Baxter has completed regulatory clearance for THERANOVA in Europe (CE marking), Australia and New Zealand, among other countries. It will be available in select countries in 2016, with additional launches planned for 2017. THERANOVA is not currently available in the United States.
For prescription only. For safe and proper use of THERANOVA, refer to the complete instructions in the Operator's Manual.
Baxter provides a broad portfolio of essential renal and hospital products, including home, acute and in-center dialysis; sterile IV solutions; infusion systems and devices; parenteral nutrition; biosurgery products and anesthetics; and pharmacy automation, software and services. The company’s global footprint and the critical nature of its products and services play a key role in expanding access to healthcare in emerging and developed countries. Baxter’s employees worldwide are building upon the company’s rich heritage of medical breakthroughs to advance the next generation of healthcare innovations that enable patient care.

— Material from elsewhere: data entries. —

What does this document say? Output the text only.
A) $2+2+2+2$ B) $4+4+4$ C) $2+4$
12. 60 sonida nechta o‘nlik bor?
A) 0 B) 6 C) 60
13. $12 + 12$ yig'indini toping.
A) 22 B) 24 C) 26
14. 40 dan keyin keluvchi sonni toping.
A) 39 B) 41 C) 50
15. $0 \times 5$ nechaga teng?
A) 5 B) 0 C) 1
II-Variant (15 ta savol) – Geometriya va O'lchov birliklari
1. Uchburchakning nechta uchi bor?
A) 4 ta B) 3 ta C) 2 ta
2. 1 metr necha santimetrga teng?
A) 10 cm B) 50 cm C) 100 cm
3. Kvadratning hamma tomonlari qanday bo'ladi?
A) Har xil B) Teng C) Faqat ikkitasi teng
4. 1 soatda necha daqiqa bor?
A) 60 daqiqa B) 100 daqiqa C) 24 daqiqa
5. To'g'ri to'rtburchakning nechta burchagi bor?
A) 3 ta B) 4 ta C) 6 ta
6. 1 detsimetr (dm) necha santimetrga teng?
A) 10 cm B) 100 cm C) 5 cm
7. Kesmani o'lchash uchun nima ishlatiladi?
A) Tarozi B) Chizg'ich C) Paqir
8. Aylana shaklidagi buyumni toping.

This release includes forward-looking statements concerning THERANOVA, one of Baxter’s dialysis membranes, including expectations regarding the planned launch of THERANOVA, its potential impact on patients and benefits associated with its use. The statements are based on assumptions about many important factors, including the following, which could cause actual results to differ materially from those in the forward-looking statements: actions of regulatory bodies and other governmental authorities; satisfaction of regulatory and other requirements; product quality or patient safety issues; changes in laws and regulations; and other risks identified in Baxter’s most recent filing on Form 10-K and other SEC filings, all of which are available on Baxter’s website. Baxter does not undertake to update its forward-looking statements.
Baxter and Theranova are registered trademarks of Baxter International Inc.
1Boschetti-de-Fierro A, et al. MCO membranes: Enhanced selectivity in high-flux class. Sci Rep 2015; 5:18448.
2Krause B, et al. Highly selective membranes for blood purification. Abstract accepted for Euromembrane Congress; Aachen (Germany) 2015. [Abstract E139].
3Leypoldt K, et al; Clearance of Middle Molecules during Haemodialysis and Haemodiafiltration: New Insights. Nephrology Dialysis Transplantation (2012); 27 (12): 4245-4247. doi: 10.1093.
4Tattersall and Ward; Online Haemodiafiltration: Definition, Dose Quantification and Safety Revisited; Nephrology Dialysis Transplantation (2013); 10.1093.
5Boschetti-de-Fierro A, et al. MCO membranes: Enhanced selectivity in high-flux class. Sci Rep 2015; 5:18448.
6Boschetti-de-Fierro A, et al. Enhanced HD membrane reaches equivalent performance as HDF. Abstract accepted at the 52nd EDTA-ERA congress London (United Kingdom) 2015. [Abstract FP489].